The production ramp-up for new iPhone driver ICs in the coming weeks is expected to help Chipbond Technology Corp (頎邦科技) grow its revenue this quarter by 9 percent from last quarter, Credit Suisse AG said.
The company’s gross margin is also likely to continue improving this quarter because of higher factory utilization rates and a lower gold price, Credit Suisse analyst Jerry Su (蘇厚合) said in a note yesterday.
Su’s remarks came as shares of Chipbond, the nation’s largest LCD driver-chip packaging and testing firm, dropped nearly 15 percent last week amid investors’ concerns over weak third-quarter demand for flat-panel TVs and delays in the iPhone 5S launch.
Yesterday, Chipbond’s shares increased 6.77 percent to NT$64.7 and at one point rose by the daily limit of 7 percent to NT$64.8, Taiwan Stock Exchange data showed.
Su said that investors had overreacted to news about the termination of China’s TV purchase subsidy program last month and to concerns that high-end markets are nearing saturation.
“While we acknowledge the potential weakness for TV [demand], we believe iPhone 5S driver IC production should be on track to ramp up in late July,” Su said, citing the company’s recent supply-chain checks.
Credit Suisse forecast Chipbond’s third-quarter sales would grow 9 percent to NT$4.51 billion (US$150.9 million), from NT$4.14 billion in the second quarter.
With gold prices continuing on a downward trend and the firm’s utilization rate improving, gross margin is expected to improve to 27.9 percent this quarter and climb further to 28.8 percent in the fourth quarter, from 23.7 percent last quarter, the brokerage said.
UBS Securities yesterday expressed a similar view, saying that Chipbond’s recent share price correction was overdone and the company’s healthy long-term growth outlook should remain intact.
“Chipbond will continue to benefit from the panel resolution upgrade trend, given its high market share, [and] leading technology and one-stop shopping offering [with Simpal],” UBS analyst Samson Hung (洪希民) said in a separate note.
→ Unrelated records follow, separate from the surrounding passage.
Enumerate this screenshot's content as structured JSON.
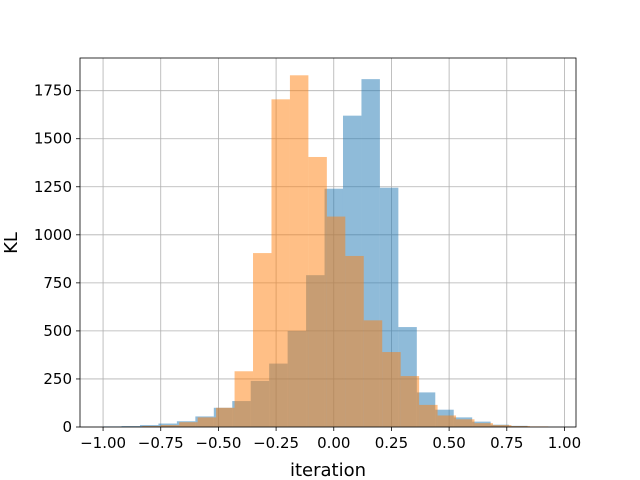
{
  "chart_data": {
    "type": "histogram",
    "xlabel": "iteration",
    "ylabel": "KL",
    "xlim": [
      -1.1,
      1.05
    ],
    "ylim": [
      0,
      1920
    ],
    "grid": true,
    "xticks": [
      -1.0,
      -0.75,
      -0.5,
      -0.25,
      0.0,
      0.25,
      0.5,
      0.75,
      1.0
    ],
    "xtick_labels": [
      "−1.00",
      "−0.75",
      "−0.50",
      "−0.25",
      "0.00",
      "0.25",
      "0.50",
      "0.75",
      "1.00"
    ],
    "yticks": [
      0,
      250,
      500,
      750,
      1000,
      1250,
      1500,
      1750
    ],
    "ytick_labels": [
      "0",
      "250",
      "500",
      "750",
      "1000",
      "1250",
      "1500",
      "1750"
    ],
    "series": [
      {
        "color": "#1f77b4",
        "opacity": 0.5,
        "bins": [
          {
            "x0": -1.0,
            "x1": -0.92,
            "value": 3
          },
          {
            "x0": -0.92,
            "x1": -0.84,
            "value": 5
          },
          {
            "x0": -0.84,
            "x1": -0.76,
            "value": 10
          },
          {
            "x0": -0.76,
            "x1": -0.68,
            "value": 18
          },
          {
            "x0": -0.68,
            "x1": -0.6,
            "value": 30
          },
          {
            "x0": -0.6,
            "x1": -0.52,
            "value": 55
          },
          {
            "x0": -0.52,
            "x1": -0.44,
            "value": 100
          },
          {
            "x0": -0.44,
            "x1": -0.36,
            "value": 135
          },
          {
            "x0": -0.36,
            "x1": -0.28,
            "value": 240
          },
          {
            "x0": -0.28,
            "x1": -0.2,
            "value": 330
          },
          {
            "x0": -0.2,
            "x1": -0.12,
            "value": 500
          },
          {
            "x0": -0.12,
            "x1": -0.04,
            "value": 790
          },
          {
            "x0": -0.04,
            "x1": 0.04,
            "value": 1240
          },
          {
            "x0": 0.04,
            "x1": 0.12,
            "value": 1620
          },
          {
            "x0": 0.12,
            "x1": 0.2,
            "value": 1810
          },
          {
            "x0": 0.2,
            "x1": 0.28,
            "value": 1245
          },
          {
            "x0": 0.28,
            "x1": 0.36,
            "value": 520
          },
          {
            "x0": 0.36,
            "x1": 0.44,
            "value": 180
          },
          {
            "x0": 0.44,
            "x1": 0.52,
            "value": 90
          },
          {
            "x0": 0.52,
            "x1": 0.6,
            "value": 50
          },
          {
            "x0": 0.6,
            "x1": 0.68,
            "value": 28
          },
          {
            "x0": 0.68,
            "x1": 0.76,
            "value": 12
          },
          {
            "x0": 0.76,
            "x1": 0.84,
            "value": 6
          }
        ]
      },
      {
        "color": "#ff7f0e",
        "opacity": 0.5,
        "bins": [
          {
            "x0": -0.91,
            "x1": -0.83,
            "value": 2
          },
          {
            "x0": -0.83,
            "x1": -0.75,
            "value": 5
          },
          {
            "x0": -0.75,
            "x1": -0.67,
            "value": 10
          },
          {
            "x0": -0.67,
            "x1": -0.59,
            "value": 25
          },
          {
            "x0": -0.59,
            "x1": -0.51,
            "value": 50
          },
          {
            "x0": -0.51,
            "x1": -0.43,
            "value": 100
          },
          {
            "x0": -0.43,
            "x1": -0.35,
            "value": 290
          },
          {
            "x0": -0.35,
            "x1": -0.27,
            "value": 905
          },
          {
            "x0": -0.27,
            "x1": -0.19,
            "value": 1705
          },
          {
            "x0": -0.19,
            "x1": -0.11,
            "value": 1830
          },
          {
            "x0": -0.11,
            "x1": -0.03,
            "value": 1405
          },
          {
            "x0": -0.03,
            "x1": 0.05,
            "value": 1095
          },
          {
            "x0": 0.05,
            "x1": 0.13,
            "value": 890
          },
          {
            "x0": 0.13,
            "x1": 0.21,
            "value": 555
          },
          {
            "x0": 0.21,
            "x1": 0.29,
            "value": 390
          },
          {
            "x0": 0.29,
            "x1": 0.37,
            "value": 265
          },
          {
            "x0": 0.37,
            "x1": 0.45,
            "value": 115
          },
          {
            "x0": 0.45,
            "x1": 0.53,
            "value": 60
          },
          {
            "x0": 0.53,
            "x1": 0.61,
            "value": 40
          },
          {
            "x0": 0.61,
            "x1": 0.69,
            "value": 20
          },
          {
            "x0": 0.69,
            "x1": 0.77,
            "value": 10
          },
          {
            "x0": 0.77,
            "x1": 0.85,
            "value": 5
          },
          {
            "x0": 0.85,
            "x1": 0.93,
            "value": 3
          }
        ]
      }
    ]
  }
}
Chipbond is scheduled to complete the acquisition of Simpal Electronics Co (欣寶電子) in the fourth quarter of the year to secure material supplies. Simpal is one of the world’s top five substrate makers for the chip-on-film (COF) packaging process used for large driver IC applications.
UBS forecast the company’s sales would increase 3.9 percent quarter-on-quarter to NT$4.3 billion this quarter, which is lower than Credit Suisse’s estimate, citing inventory adjustment concerns for smartphone display driver ICs (DDIs) in China.
However, Chipbond is likely to see a stronger sales growth of between 15 percent and 20 percent next quarter because of the inclusion of Simpal, the DDI shipments for Apple’s new iPhone and rising demand for TV DDIs (including the ultra high-definition model) in the upcoming holiday season, he said.
Credit Suisse maintained a “neutral” rating on Chipbond with a target price of NT$70, while UBS retained its “buy” rating, but trimmed its target price to NT$93 from NT$98.